Introduzir num sistema jurídico de “Civil law”, a Súmula de efeito vinculante, por sua vez característica do sistema de “Common law”, atropelando os Princípios Processuais e Constitucionais do estado, é trair o ideal de justiça do Estado Democrático de Direito.

Isso porque, cabe ao Estado Democrático de Direito o dever de oferecer meios para que o cidadão não só exerça o direito à Justiça e ao Devido Processo Legal, mas para que participe na vida política, através das leis, e na jurídica, através do Processo justo, manifestando o seu direito ao contraditório e a ampla defesa, bem como os demais previstos no ordenamento jurídico.

A celeridade e a economicidade, embora sejam, em geral, benéficas ao desenvolvimento do processo, nem sempre correspondem às condições necessárias, tampouco suficientes, da efetiva justiça, pois de nada vale a prática regular de atos processuais, se não se permite às partes a participação ampla e irrestrita na construção do provimento, e, conseqüentemente, a reafirmação da construção do paradigma democrático do Estado em que se inserem.

Tais Princípios proporcionam, isto sim, a solução das controvérsias de forma mais rápida, mais eficaz, porém, nem sempre de forma mais satisfatória.

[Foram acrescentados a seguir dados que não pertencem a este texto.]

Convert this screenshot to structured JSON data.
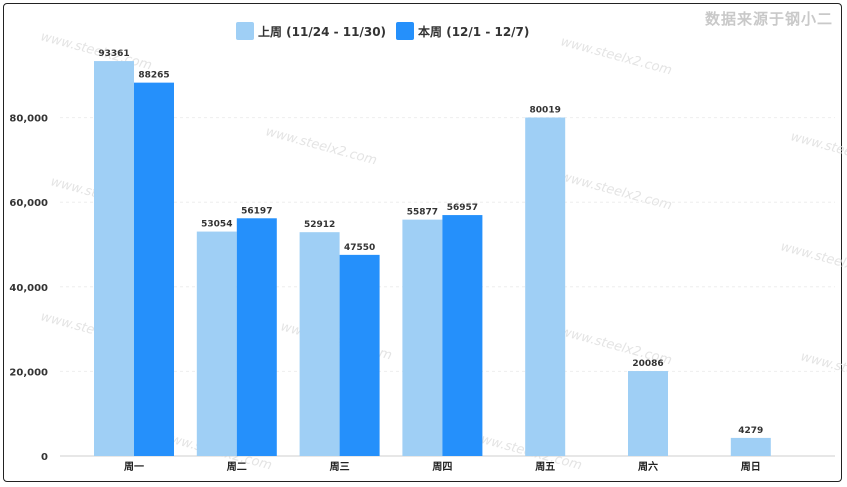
{
  "source_note": "数据来源于钢小二",
  "colors": {
    "last_week": "#9fcff5",
    "this_week": "#2590fb"
  },
  "chart_data": {
    "type": "bar",
    "categories": [
      "周一",
      "周二",
      "周三",
      "周四",
      "周五",
      "周六",
      "周日"
    ],
    "series": [
      {
        "name": "上周 (11/24 - 11/30)",
        "values": [
          93361,
          53054,
          52912,
          55877,
          80019,
          20086,
          4279
        ]
      },
      {
        "name": "本周 (12/1 - 12/7)",
        "values": [
          88265,
          56197,
          47550,
          56957,
          null,
          null,
          null
        ]
      }
    ],
    "yticks": [
      "0",
      "20,000",
      "40,000",
      "60,000",
      "80,000"
    ],
    "ylim": [
      0,
      100000
    ],
    "grid": true,
    "legend": "top-center"
  }
}
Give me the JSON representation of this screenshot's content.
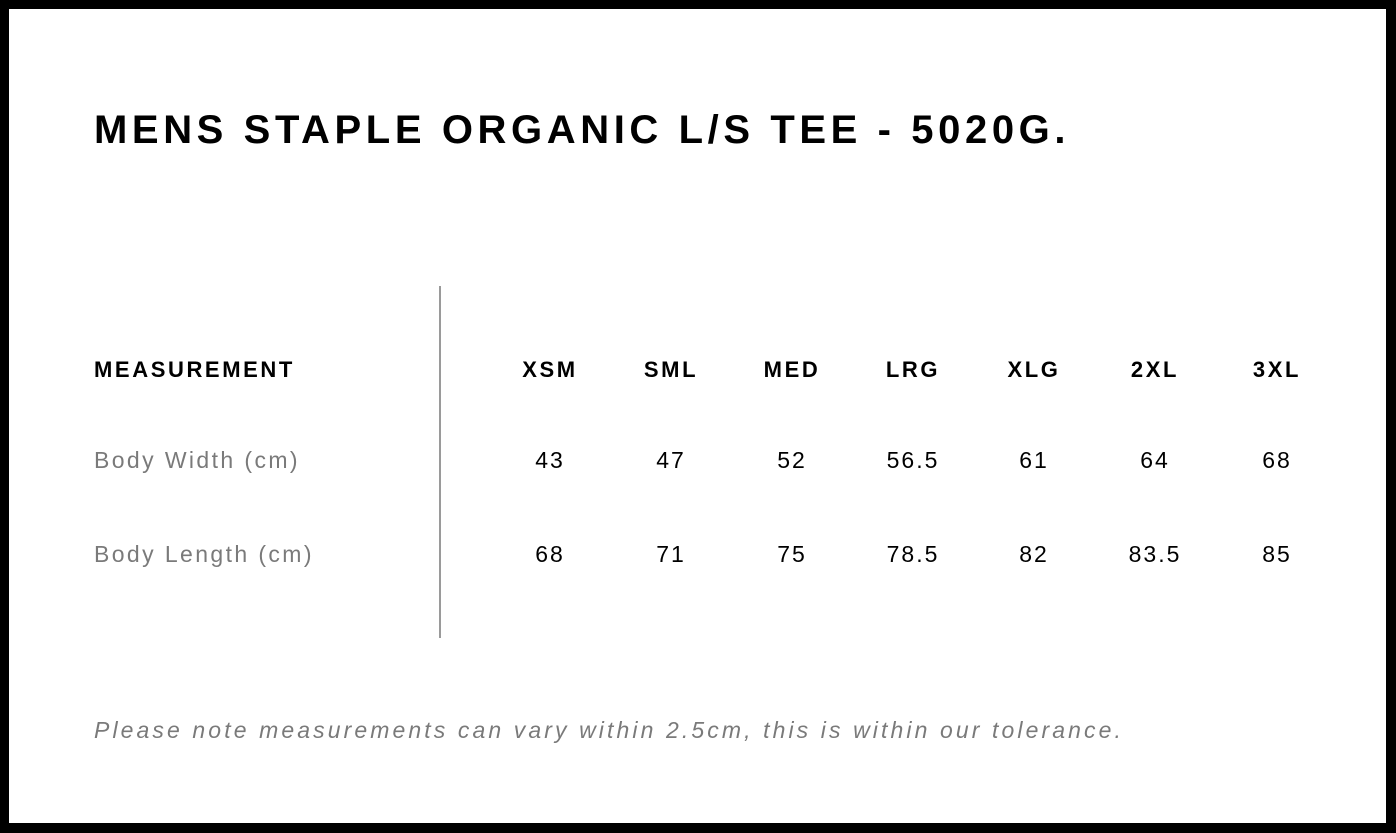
{
  "title": "MENS STAPLE ORGANIC L/S TEE - 5020G.",
  "table": {
    "header_label": "MEASUREMENT",
    "sizes": [
      "XSM",
      "SML",
      "MED",
      "LRG",
      "XLG",
      "2XL",
      "3XL"
    ],
    "rows": [
      {
        "label": "Body Width (cm)",
        "values": [
          "43",
          "47",
          "52",
          "56.5",
          "61",
          "64",
          "68"
        ]
      },
      {
        "label": "Body Length (cm)",
        "values": [
          "68",
          "71",
          "75",
          "78.5",
          "82",
          "83.5",
          "85"
        ]
      }
    ]
  },
  "note": "Please note measurements can vary within 2.5cm, this is within our tolerance."
}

Ora, o caráter emergencial da solução dos litígios não se confunde com a efetividade da prestação jurisdicional. De tal forma que, apesar de se constituírem importantes Princípios Processuais, a observância da Celeridade e da Economia Processual não deve ser feita em detrimento de outros Princípios também recepcionados pela Constituição Federal da República.

Assim, a inserção da Súmula de efeito vinculante no sistema Jurídico não constitui a solução para crise do Poder Judiciário mais eficaz para que seja assegurada a efetividade da justiça. Primeiro porque demasiado ingênuo pretender que a integridade dos Juízos inferiores do país encampasse, passivamente as teses sufragadas pelos Tribunais. Segundo, porque, ainda que se instituísse a punição dos juízes por crime de responsabilidade pela não observância do precedente, a mínima conseqüência seria a petrificação, o engessamento do complexo e dialético do sistema, pois da mesma forma, seria, ainda, mais ingênuo pretender-se que todos os juízes julgassem contra o precedente.

Temos ainda um longo caminho a percorrer, na busca incansável de uma solução eficaz, à crise do Judiciário!